The method for developing phrase grammars for robust parsing is the same as that described earlier for rule-based grammars, but simpler. The specification syntax is usually similar, although you will have to look at vendor-specific documentation for the details.

16.1.4 Developing Statistical Natural Language Grammars

Sometimes, SLM-based grammars are used to fill a single slot. One example is call routing, discussed in earlier chapters. In call routing, a tremendous variation is expected in the ways callers express their needs, but the result is the filling of a single slot: the identity of the service to which the system must forward the call.

Some speech technology vendors let you use a statistical approach to create the natural language grammar (the slot-filling grammar) for such single-slot applications.

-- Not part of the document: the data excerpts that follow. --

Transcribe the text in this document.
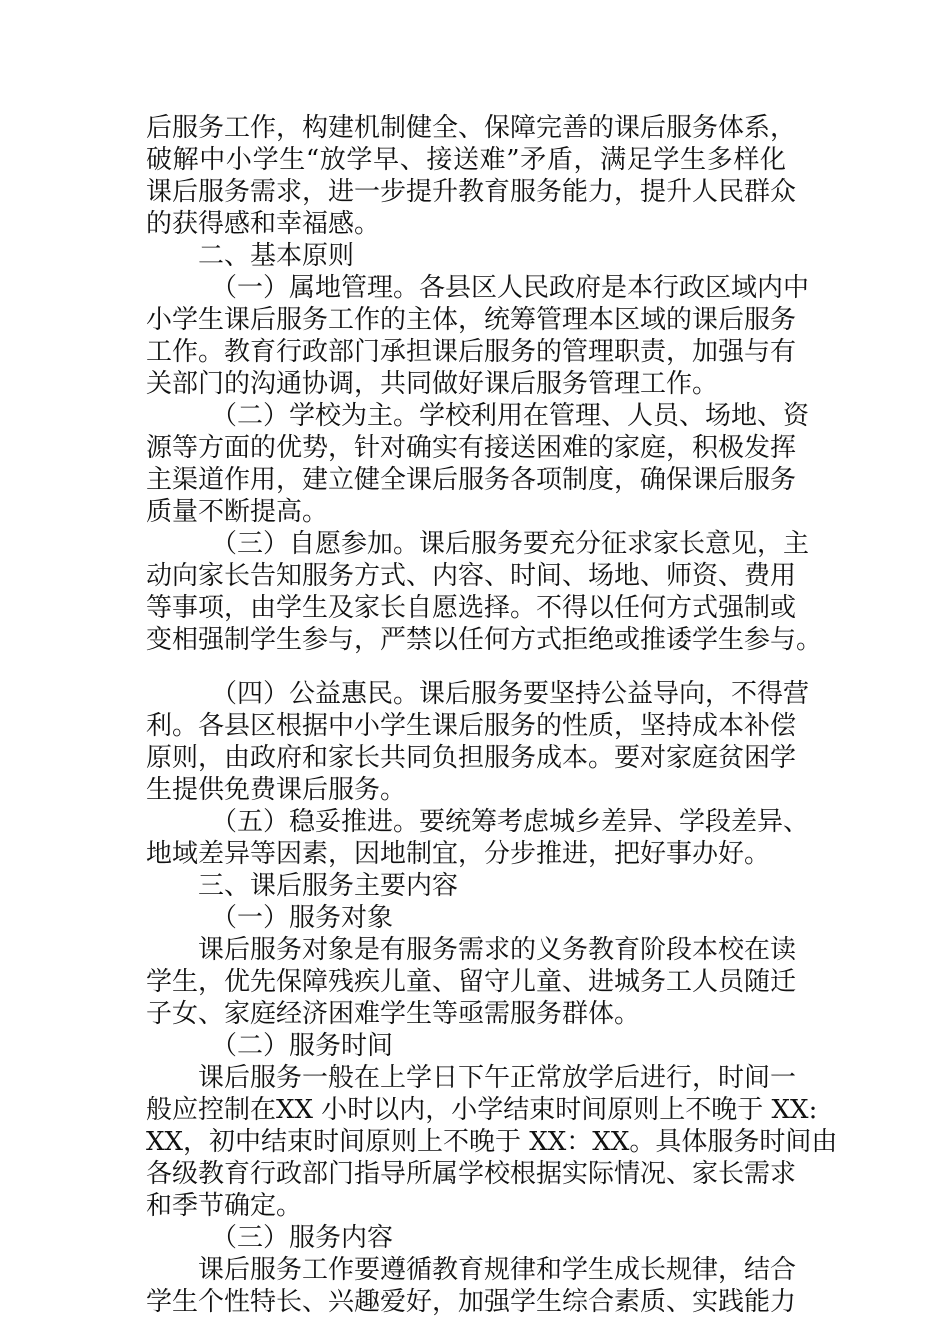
后服务工作，构建机制健全、保障完善的课后服务体系，
破解中小学生“放学早、接送难”矛盾，满足学生多样化
课后服务需求，进一步提升教育服务能力，提升人民群众
的获得感和幸福感。
二、基本原则
（一）属地管理。各县区人民政府是本行政区域内中
小学生课后服务工作的主体，统筹管理本区域的课后服务
工作。教育行政部门承担课后服务的管理职责，加强与有
关部门的沟通协调，共同做好课后服务管理工作。
（二）学校为主。学校利用在管理、人员、场地、资
源等方面的优势，针对确实有接送困难的家庭，积极发挥
主渠道作用，建立健全课后服务各项制度，确保课后服务
质量不断提高。
（三）自愿参加。课后服务要充分征求家长意见，主
动向家长告知服务方式、内容、时间、场地、师资、费用
等事项，由学生及家长自愿选择。不得以任何方式强制或
变相强制学生参与，严禁以任何方式拒绝或推诿学生参与。
（四）公益惠民。课后服务要坚持公益导向，不得营
利。各县区根据中小学生课后服务的性质，坚持成本补偿
原则，由政府和家长共同负担服务成本。要对家庭贫困学
生提供免费课后服务。
（五）稳妥推进。要统筹考虑城乡差异、学段差异、
地域差异等因素，因地制宜，分步推进，把好事办好。
三、课后服务主要内容
（一）服务对象
课后服务对象是有服务需求的义务教育阶段本校在读
学生，优先保障残疾儿童、留守儿童、进城务工人员随迁
子女、家庭经济困难学生等亟需服务群体。
（二）服务时间
课后服务一般在上学日下午正常放学后进行，时间一
般应控制在XX 小时以内，小学结束时间原则上不晚于 XX:
XX，初中结束时间原则上不晚于 XX：XX。具体服务时间由
各级教育行政部门指导所属学校根据实际情况、家长需求
和季节确定。
（三）服务内容
课后服务工作要遵循教育规律和学生成长规律，结合
学生个性特长、兴趣爱好，加强学生综合素质、实践能力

The result is that there is no need to develop handwritten grammar rules. Instead, you simply collect data for a training set. Then a training utility automatically learns, from the data, appropriate mappings from words, phrases, and combinations of words and phrases to the appropriate slot value. This capability makes it far easier to develop call routing applications, given the difficulty of writing the slot-filling rules by hand for input that has so much natural variation. In effect, all the knowledge to be encapsulated in the grammar is learned automatically.

To use a utility for statistical natural language training, you need a training set. Typically, the same training set used for the SLM is used for training the natural language grammar. However, in addition to transcriptions, each utterance must be labeled with the appropriate slot value (e.g., the appropriate route, given the caller request). You can collect data appropriate for natural language training by using the same methods for collecting data discussed in section 16.1.2.

The specific details of developing such systems are vendor-specific. You should consult the vendor directly.